Parallela offers something halfway between a multi-CPU cluster, differing in terms of memory access, and a GPU, differing in that each core is a real core and can be independently making calls, branching, etc.
Another point to note is that every GPU architecture is different and that some support a different degree of control flow parallelism vs. data parallelism.
Ultimately it depends on the kernel you're working with - if you're to a point where you've got strictly linear SIMD and you depend entirely on floating-point math throughput or memory bandwidth, it wouldn't make sense not to use a GPU instead.
Although if you like or have code suitable for a multicore architecture you would get better performance from a Xeon Phi or the forthcoming Knight's Landing from Intel, both of which run x86_64 Linux.
Between ARM, OpenPower and Intel's Phi successors this is becoming a hyper-competitive space. Interesting times ahead!
The Parallella is a testbed for their chips, to let people experiment with the platform. The real value is for embedded use (of the chips, not the whole current design), and as they scale up the chips - their roadmap is for chips with thousands of cores.
Compared with your GPU, there's also another important factor: These are entirely independent cores. For stuff that your GPU does well - that is, stuff where you're doing the exact same manipulation of a large number of values in parallel - it's likely to keep beating the epiphany chips. For stuff it doesn't do well, that is, stuff where you need indpendent threads of execution for each data stream, the Epiphany chips may become a better fit.
For the experience building it mainly I guess. The author also mentions machine learning and image processing. Doing multiple different tasks at once. Which I think is possible with the latest CUDA and Nvidia gear though.
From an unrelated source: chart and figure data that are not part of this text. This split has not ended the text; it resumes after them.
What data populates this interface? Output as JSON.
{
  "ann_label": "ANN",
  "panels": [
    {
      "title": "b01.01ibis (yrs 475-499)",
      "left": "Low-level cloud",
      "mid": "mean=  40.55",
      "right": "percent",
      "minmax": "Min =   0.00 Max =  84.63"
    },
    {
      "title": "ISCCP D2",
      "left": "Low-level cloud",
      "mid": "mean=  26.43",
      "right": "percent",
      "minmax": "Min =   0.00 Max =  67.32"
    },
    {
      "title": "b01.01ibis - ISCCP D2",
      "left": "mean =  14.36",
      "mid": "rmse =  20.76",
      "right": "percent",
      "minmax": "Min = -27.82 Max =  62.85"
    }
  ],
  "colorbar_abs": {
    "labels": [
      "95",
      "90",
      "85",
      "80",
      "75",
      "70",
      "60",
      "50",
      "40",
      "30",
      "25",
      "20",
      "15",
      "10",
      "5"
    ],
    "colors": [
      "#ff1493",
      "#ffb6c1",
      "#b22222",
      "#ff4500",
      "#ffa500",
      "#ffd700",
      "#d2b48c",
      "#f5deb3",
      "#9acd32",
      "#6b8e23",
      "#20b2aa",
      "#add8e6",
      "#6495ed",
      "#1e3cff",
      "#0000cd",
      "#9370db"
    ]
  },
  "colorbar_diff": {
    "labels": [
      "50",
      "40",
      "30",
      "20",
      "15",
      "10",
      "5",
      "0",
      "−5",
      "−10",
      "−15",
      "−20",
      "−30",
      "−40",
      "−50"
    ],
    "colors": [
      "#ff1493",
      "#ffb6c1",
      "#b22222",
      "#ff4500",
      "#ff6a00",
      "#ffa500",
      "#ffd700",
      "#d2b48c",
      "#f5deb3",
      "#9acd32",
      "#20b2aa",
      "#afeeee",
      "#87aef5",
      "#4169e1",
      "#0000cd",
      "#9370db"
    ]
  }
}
It has 8 FPGAs on there too. Useful for highspeed IO and other tasks. Also, there are 8 HDMI outputs on there. Which would make this a pretty interesting video wall machine.
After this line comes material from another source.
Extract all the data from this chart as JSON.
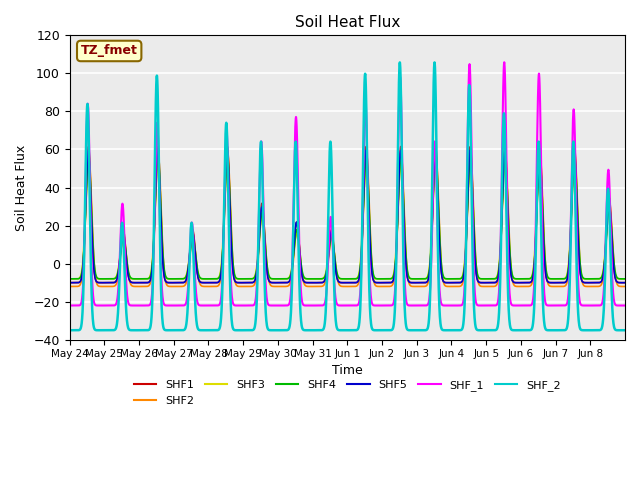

If it had the 64 core chips instead of the 16 core chips, this thing would be ~ 800 GFLOPS I guess.
Isn't the architecture of real world supercomputers essentially dependent on their expected load?
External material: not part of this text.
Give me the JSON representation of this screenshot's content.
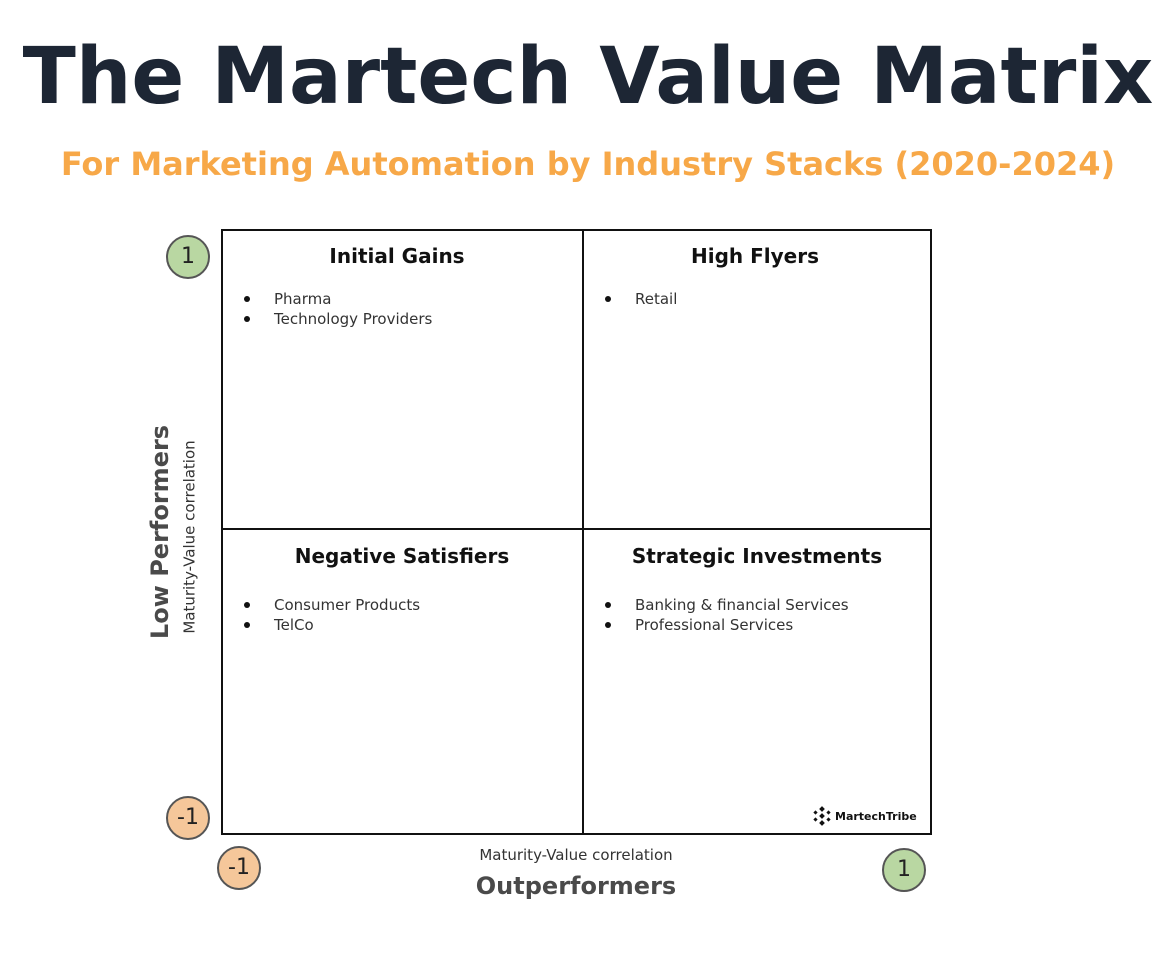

The very notion of a 'general purpose processing supercomputer' essentially conjures one of those modern data center visions: a large array of identical consumer-grade hardware, with its high price/performance ratio: accessioned, wired, tested, commissioned, allocated workloads, managed over time and finally decomissioned by a combination of carefully developed human procedures and highly automated processes?
For instance, nobody in their right mind would install an OS on every such node by hand: it has to be PXE or similar (can you boot root-on-iSCSI direct from BIOS these days?).
I'm curious how many fellow HN'ers out there are doing this.
A single 16 core Parallella can run with just passive cooling. It takes next to no cooling to bring both the ARM and Epiphany chips down to near room temperature.
While the 16 Parallella can run with just passive cooling, you still need to ensure proper airflow over the unit.
Units have been known to overheat with just passive cooling, and they even advise that you install a fan with the official case (that they sell on their store/provided to backers), even though there is nowhere to screw a fan in, etc.
That Netgear dumb switch? We've got 10-20 of those running 24/7 in user office spaces; they're all cool to the touch because they do practically nothing. Jam them into a tight, hidden space and safely forget about them forever.
The Zynq generates quite a bit, but the Epiphany very little. I've got a case kit for mine with a 0.4 watt fan, and that fan is total overkill for a single Parallella.
Your LEDs use 20W of power? I would immediately scrap those - they serve no real purpose and use an insane amount of power, compared to their computing counterparts.
Yes, these are awesome, full-featured models, but the differences between this and a supercomputer, which costs tens of millions of dollars, requires high-density power and cooling, features multi-dimensional, low-diameter networks, and contains hundreds of thousands to millions of compute cores is... quite vast.